Así, cuando la República fue creada en octubre de 1923, Mustapha Kemal ocupó la presidencia que ejercería hasta su temprana muerte en 1938, instaurando un conjunto de importantes reformas sociales y culturales, como la separación de la religión del Estado, la introducción del alfabeto latino, la abolición de las escuelas coránicas, la sustitución de la sharia por un código civil y el otorgamiento a las mujeres del derecho de voto y de acceso al parlamento.

Ya entonces, el pueblo había comenzado a llamarle Atatürk: el padre de la nación.

El debate académico y político sobre el carácter de la acción kemalista —como una ruptura violenta que por la fuerza impuso modelos extranjeros o más bien la profundización de cambios que ya venían operándose desde los tiempos otomanos bajo el impulso de sectores sociales pro-europeos— explica en buena parte los trastornos institucionales que el país ha conocido desde la misma desaparición del máximo líder a los 57 años de edad.

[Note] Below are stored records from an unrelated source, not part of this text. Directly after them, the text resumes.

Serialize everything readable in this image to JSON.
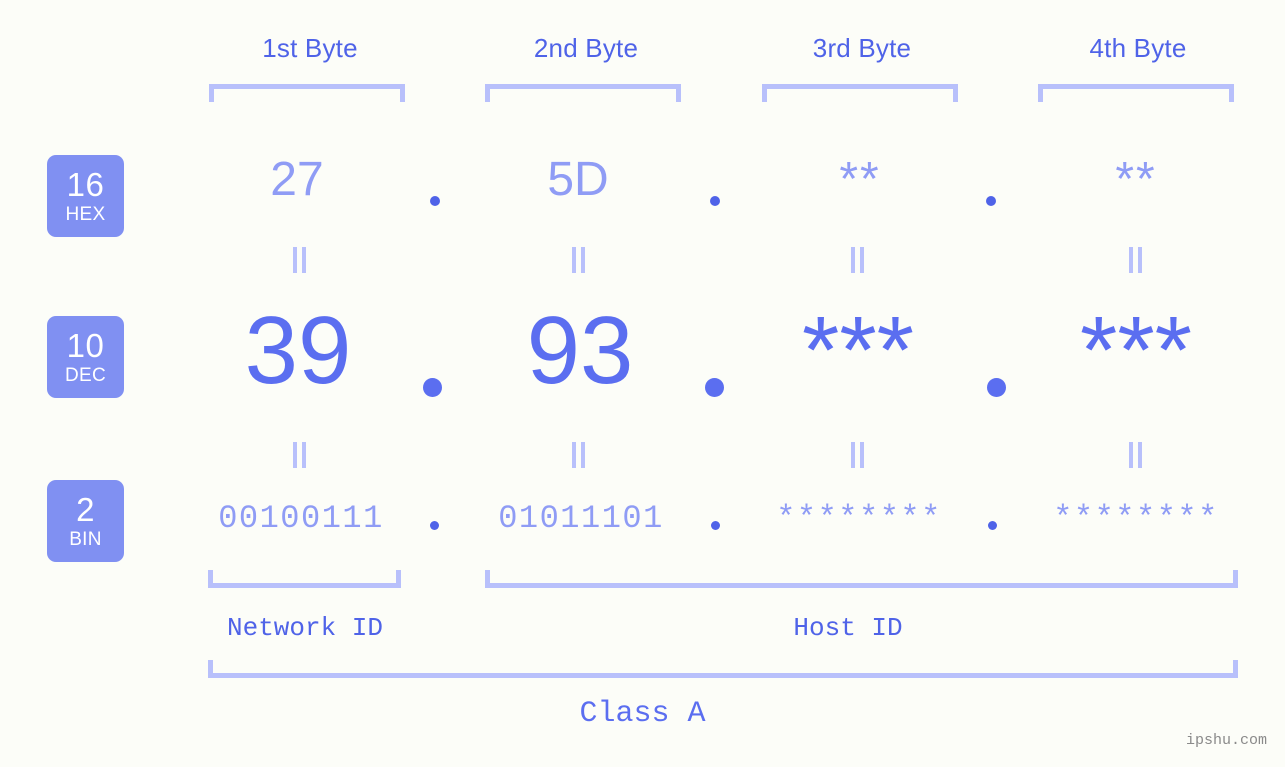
{
  "watermark": "ipshu.com",
  "columns": [
    {
      "header": "1st Byte"
    },
    {
      "header": "2nd Byte"
    },
    {
      "header": "3rd Byte"
    },
    {
      "header": "4th Byte"
    }
  ],
  "rows": [
    {
      "base": "16",
      "base_label": "HEX",
      "values": [
        "27",
        "5D",
        "**",
        "**"
      ],
      "separators": [
        ".",
        ".",
        "."
      ]
    },
    {
      "base": "10",
      "base_label": "DEC",
      "values": [
        "39",
        "93",
        "***",
        "***"
      ],
      "separators": [
        ".",
        ".",
        "."
      ]
    },
    {
      "base": "2",
      "base_label": "BIN",
      "values": [
        "00100111",
        "01011101",
        "********",
        "********"
      ],
      "separators": [
        ".",
        ".",
        "."
      ]
    }
  ],
  "equals_symbol": "=",
  "sections": [
    {
      "label": "Network ID"
    },
    {
      "label": "Host ID"
    }
  ],
  "class": {
    "label": "Class A"
  },
  "colors": {
    "background": "#fcfdf8",
    "accent_strong": "#4f63e8",
    "accent_mid": "#5b6ef0",
    "accent_light": "#8f9cf5",
    "accent_pale": "#b8c0fb",
    "badge_bg": "#8090f2",
    "badge_text": "#ffffff",
    "watermark_text": "#8a8a8a"
  }
}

Y, también, la polarización de sus ciudadanos en torno al papel del Islamismo, aunque la Constitución que él inspiró definiese meridianamente a Turquía como una república laica, para conservar la actividad política al margen de contenidos religiosos.

En el terreno internacional, su política guardó notables coincidencias con la que más tarde asumiría en Francia el general De Gaulle, conciliando una línea dura contra el poderoso partido comunista turco opositor y el mantenimiento de buenas relaciones con todas las naciones, en particular la Unión Soviética, su peligroso vecino, que no fue óbice para otorgar asilo a Leon Trostky, el enemigo jurado de Stalin, durante sus cuatro años de refugio en la isla de Prinkipo.

Fue Atatürk más que un general experimentado, un destacado conductor de hombres, tenaz y resuelto, sediento de gloria, propenso a mostrarse imperioso, cáustico y vengativo pero, así mismo, capaz de actuar con tacto, suavidad y guante de terciopelo cuando las circunstancias lo exigían, escribió Paul Dumont, uno de sus biógrafos.